The day before Dustin is to leave for Ethiopia, we are looking through a waiting child list. Now, mind you, we were approved for 1 or 2 children, of either gender, up to the age of 8 yrs old. So, I sort through the waiting list to the children that meet that criteria, and have Dustin look through the list.
"What about her?" he asks as he points to a sweet looking young girl with a beautiful smile. "There is just something about her." he explained. "My heart aches for the older children." he continues. She is beautiful, and she has a gorgeous smile. More than that, there is a sweetness in her eyes, a kindness. My heart melts.
As I read her profile, it says that she has been waiting for a forever family for over 2 years. So, she was the age Bryce is right now, when she entered the orphanage. I try to imagine Bryce all alone in an orphanage for two years, but can't. It hurts too much to even think it.
But...we already have a path planned out: The boys are going to have a younger brother. They are going to share a room and share clothes...An older sister? How would that work? What would the boys think about an older sister? What about the language barrier? What about schooling? ...How quickly I had forgotten, the path is not for me to decide, but for God.

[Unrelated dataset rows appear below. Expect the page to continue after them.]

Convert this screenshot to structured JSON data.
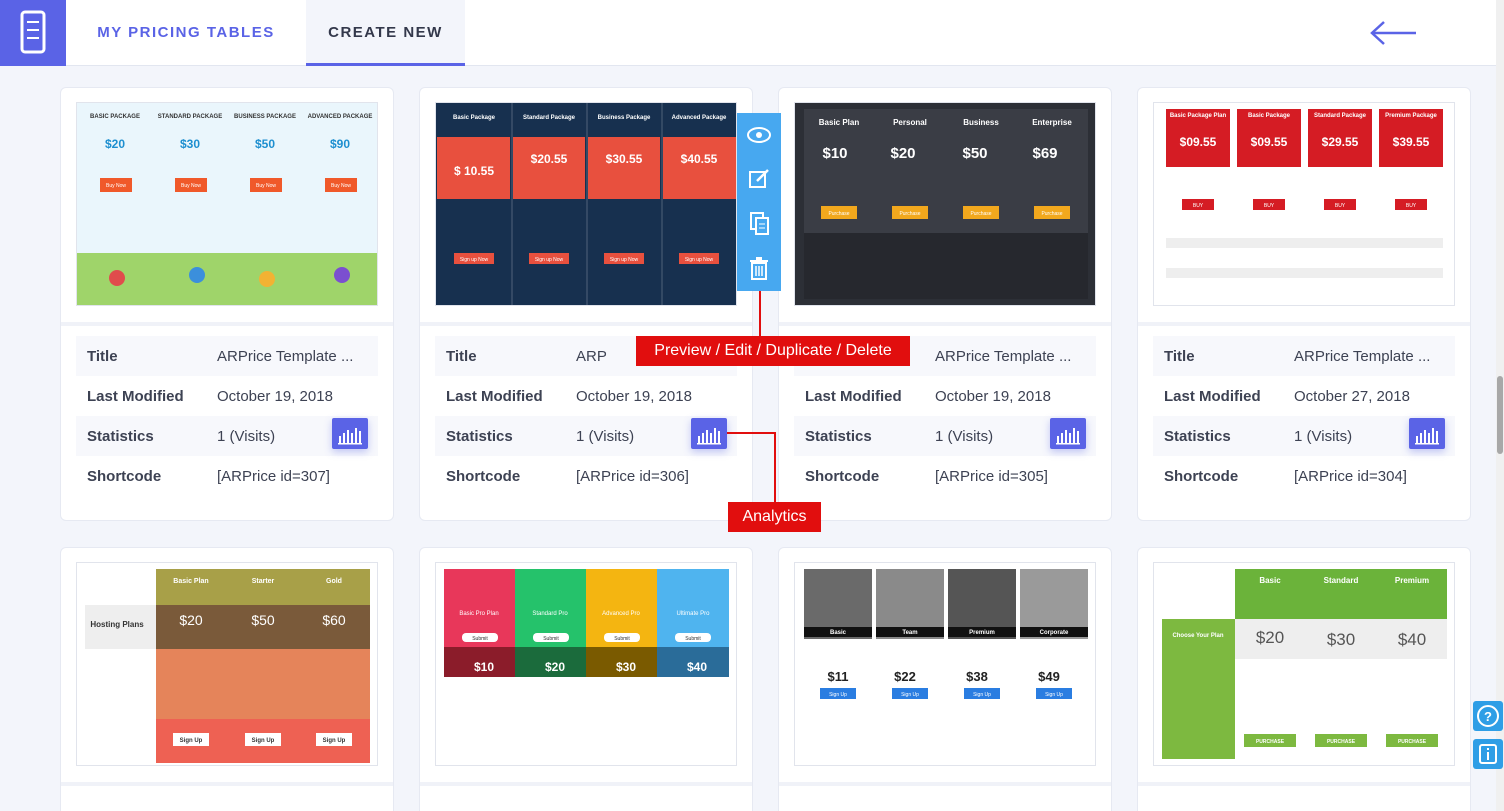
{
  "header": {
    "tab_my": "MY PRICING TABLES",
    "tab_create": "CREATE NEW"
  },
  "labels": {
    "title": "Title",
    "modified": "Last Modified",
    "statistics": "Statistics",
    "shortcode": "Shortcode"
  },
  "cards": [
    {
      "title": "ARPrice Template ...",
      "modified": "October 19, 2018",
      "visits": "1 (Visits)",
      "shortcode": "[ARPrice id=307]"
    },
    {
      "title": "ARP",
      "modified": "October 19, 2018",
      "visits": "1 (Visits)",
      "shortcode": "[ARPrice id=306]"
    },
    {
      "title": "ARPrice Template ...",
      "modified": "October 19, 2018",
      "visits": "1 (Visits)",
      "shortcode": "[ARPrice id=305]"
    },
    {
      "title": "ARPrice Template ...",
      "modified": "October 27, 2018",
      "visits": "1 (Visits)",
      "shortcode": "[ARPrice id=304]"
    }
  ],
  "callouts": {
    "actions": "Preview / Edit / Duplicate / Delete",
    "analytics": "Analytics"
  },
  "thumb1": {
    "cols": [
      {
        "name": "BASIC PACKAGE",
        "price": "$20"
      },
      {
        "name": "STANDARD PACKAGE",
        "price": "$30"
      },
      {
        "name": "BUSINESS PACKAGE",
        "price": "$50"
      },
      {
        "name": "ADVANCED PACKAGE",
        "price": "$90"
      }
    ],
    "button": "Buy Now"
  },
  "thumb2": {
    "cols": [
      {
        "name": "Basic Package",
        "price": "$ 10.55"
      },
      {
        "name": "Standard Package",
        "price": "$20.55"
      },
      {
        "name": "Business Package",
        "price": "$30.55"
      },
      {
        "name": "Advanced Package",
        "price": "$40.55"
      }
    ],
    "button": "Sign up Now"
  },
  "thumb3": {
    "cols": [
      {
        "name": "Basic Plan",
        "price": "$10"
      },
      {
        "name": "Personal",
        "price": "$20"
      },
      {
        "name": "Business",
        "price": "$50"
      },
      {
        "name": "Enterprise",
        "price": "$69"
      }
    ],
    "button": "Purchase"
  },
  "thumb4": {
    "cols": [
      {
        "name": "Basic Package Plan",
        "price": "$09.55"
      },
      {
        "name": "Basic Package",
        "price": "$09.55"
      },
      {
        "name": "Standard Package",
        "price": "$29.55"
      },
      {
        "name": "Premium Package",
        "price": "$39.55"
      }
    ],
    "button": "BUY"
  },
  "thumb5": {
    "label": "Hosting Plans",
    "cols": [
      {
        "name": "Basic Plan",
        "price": "$20"
      },
      {
        "name": "Starter",
        "price": "$50"
      },
      {
        "name": "Gold",
        "price": "$60"
      }
    ],
    "button": "Sign Up"
  },
  "thumb6": {
    "cols": [
      {
        "name": "Basic Pro Plan",
        "price": "$10"
      },
      {
        "name": "Standard Pro",
        "price": "$20"
      },
      {
        "name": "Advanced Pro",
        "price": "$30"
      },
      {
        "name": "Ultimate Pro",
        "price": "$40"
      }
    ],
    "button": "Submit"
  },
  "thumb7": {
    "cols": [
      {
        "name": "Basic",
        "price": "$11"
      },
      {
        "name": "Team",
        "price": "$22"
      },
      {
        "name": "Premium",
        "price": "$38"
      },
      {
        "name": "Corporate",
        "price": "$49"
      }
    ],
    "button": "Sign Up"
  },
  "thumb8": {
    "label": "Choose Your Plan",
    "cols": [
      {
        "name": "Basic",
        "price": "$20"
      },
      {
        "name": "Standard",
        "price": "$30"
      },
      {
        "name": "Premium",
        "price": "$40"
      }
    ],
    "button": "PURCHASE"
  }
}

I too feel compassion for the older children who wait so much longer than the infants. They understand what is happening, and they witness the younger children and infants being wisked away to happy new families as they no doubt wonder if they too will ever find a family to love them. I wonder if they question their worth pondering why they are not chosen. I imagine they pray nightly that they too will be welcomed into the family they deserve.

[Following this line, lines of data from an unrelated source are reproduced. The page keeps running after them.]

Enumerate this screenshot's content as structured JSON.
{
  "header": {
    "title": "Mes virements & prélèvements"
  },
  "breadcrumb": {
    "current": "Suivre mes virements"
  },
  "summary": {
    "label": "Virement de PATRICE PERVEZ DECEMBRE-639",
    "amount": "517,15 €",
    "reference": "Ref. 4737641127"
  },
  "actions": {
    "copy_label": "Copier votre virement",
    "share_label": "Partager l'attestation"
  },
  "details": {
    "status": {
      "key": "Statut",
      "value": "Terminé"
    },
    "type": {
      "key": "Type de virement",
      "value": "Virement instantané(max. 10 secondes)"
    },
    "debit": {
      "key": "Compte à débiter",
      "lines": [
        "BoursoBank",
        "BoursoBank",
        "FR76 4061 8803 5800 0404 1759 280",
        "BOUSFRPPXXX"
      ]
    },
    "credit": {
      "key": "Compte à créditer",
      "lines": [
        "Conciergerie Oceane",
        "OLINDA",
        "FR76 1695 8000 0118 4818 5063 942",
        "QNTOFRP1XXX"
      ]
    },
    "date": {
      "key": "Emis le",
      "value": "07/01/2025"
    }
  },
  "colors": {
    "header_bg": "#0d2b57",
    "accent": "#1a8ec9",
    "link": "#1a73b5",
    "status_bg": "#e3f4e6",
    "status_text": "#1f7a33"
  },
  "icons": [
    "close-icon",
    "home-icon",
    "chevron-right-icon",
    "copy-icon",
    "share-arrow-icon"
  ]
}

Unfortunately, many of them will age out of the system to a country that, unlike America, doesn't have support systems, medical and housing assistance, food stamps, welfare, college assistance, and so on. No, these children age out onto the streets to fend for themselves with no assistance and all odds stacked against their survival.

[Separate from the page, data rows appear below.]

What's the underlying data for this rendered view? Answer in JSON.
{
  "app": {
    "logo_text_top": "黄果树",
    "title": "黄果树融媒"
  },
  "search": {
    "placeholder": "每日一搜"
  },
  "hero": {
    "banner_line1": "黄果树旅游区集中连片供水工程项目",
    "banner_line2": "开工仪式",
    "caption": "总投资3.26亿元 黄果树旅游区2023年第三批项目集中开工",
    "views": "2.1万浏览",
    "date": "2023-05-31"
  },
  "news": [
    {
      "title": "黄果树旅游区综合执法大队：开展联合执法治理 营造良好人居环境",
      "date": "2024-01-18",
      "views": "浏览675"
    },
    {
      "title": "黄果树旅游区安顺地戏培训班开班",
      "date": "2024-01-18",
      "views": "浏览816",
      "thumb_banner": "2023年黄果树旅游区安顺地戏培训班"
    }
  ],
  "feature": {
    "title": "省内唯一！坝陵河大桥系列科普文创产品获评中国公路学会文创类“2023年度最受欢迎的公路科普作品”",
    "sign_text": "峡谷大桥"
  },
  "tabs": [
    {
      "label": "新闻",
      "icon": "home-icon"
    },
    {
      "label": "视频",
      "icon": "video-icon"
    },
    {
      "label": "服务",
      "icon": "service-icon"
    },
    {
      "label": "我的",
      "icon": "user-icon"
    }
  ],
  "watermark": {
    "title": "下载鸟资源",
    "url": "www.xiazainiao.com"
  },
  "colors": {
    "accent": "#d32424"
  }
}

My heart felt heavy with the weight of these thoughts. It is easier to avoid even thinking of these despicable truths, the staggering statistics, and the overwhelming realities that these innocent children face daily. But, refusing to allow the thoughts into our minds does not alter the actuality of their suffering.
Dustin and I immediatly began to pray about it. We pray together, and we pray separately. In the morning, Dustin will leave as planned for Ethiopia to visit the Tullo Kebel School with Starved 4 Hope and Hope Chest.
We are not making any quick decisions; instead, we are going to "be still" and pray incessantly.